La segretaria generale dell’organizzazione, Agnès Callamard, osserva che le numerose dichiarazioni di appoggio e le misure adottate per aiutare Kyiv a respingere le forze russe contrastano fortemente con il “silenzio assordante” che avvolge le derive di regimi autoritari “amici” come l’Arabia Saudita oppure l’Egitto. Riyad e Il Cairo in particolare, sottolinea l’organizzazione nell’ultimo rapporto annuale pubblicato il 28 marzo, hanno condannato a morte molte persone al termine di “processi gravemente iniqui” e torturato detenuti senza destare forti denunce.

L’aggressione russa contro l’Ucraina è anche una guerra contro valori universali e i sistemi multilaterali progettati per sostenerli.
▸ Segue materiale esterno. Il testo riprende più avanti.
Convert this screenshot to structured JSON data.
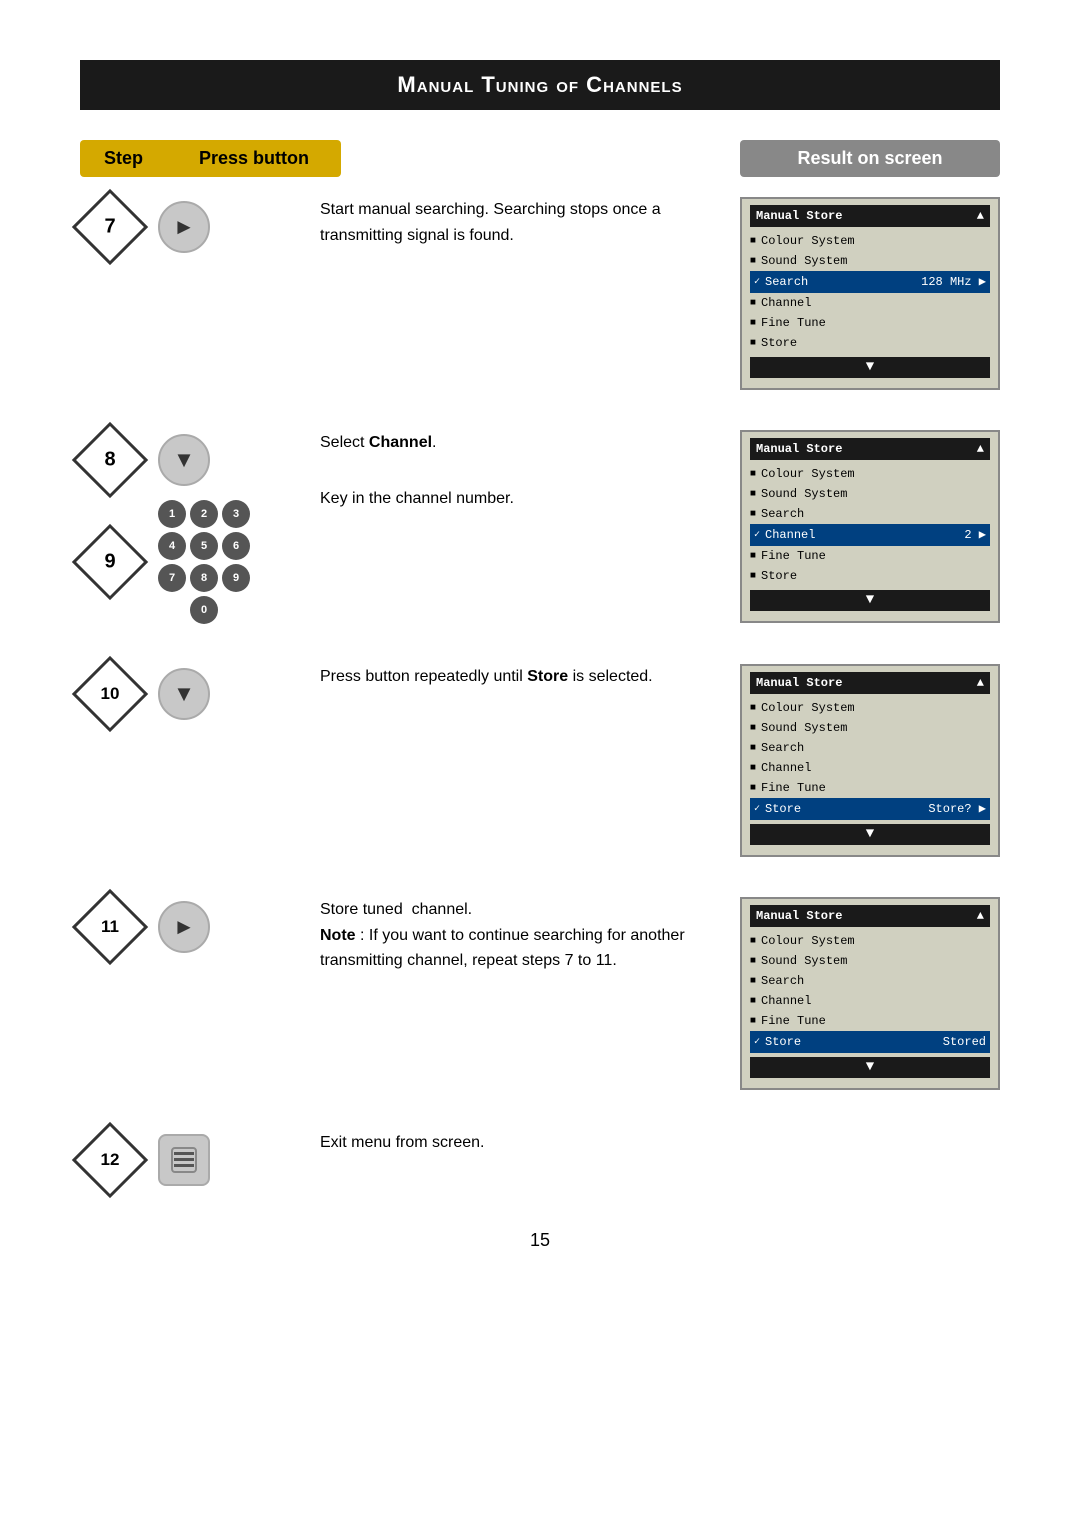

Per vincere questa guerra, il mondo occidentale non può davvero tollerare un’aggressione simile fatta in altri paesi, solo perché non ci sono in gioco i suoi interessi“. Parla così Agnès Callamard, segretaria generale di Amnesty International, nella prefazione del rapporto annuale.

Il sostegno dato da Regno Unito e Stati Uniti agli sforzi della Corte penale internazionale (ICC) per indagare sulle accuse per crimini di guerra in Ucraina contrasta – sottolinea Amnesty International – con il fatto che Washington non riconosce tale tribunale e si oppone a qualsiasi indagine che chiami in causa i suoi alleati o i suoi stessi cittadini in Afghanistan e in Irak.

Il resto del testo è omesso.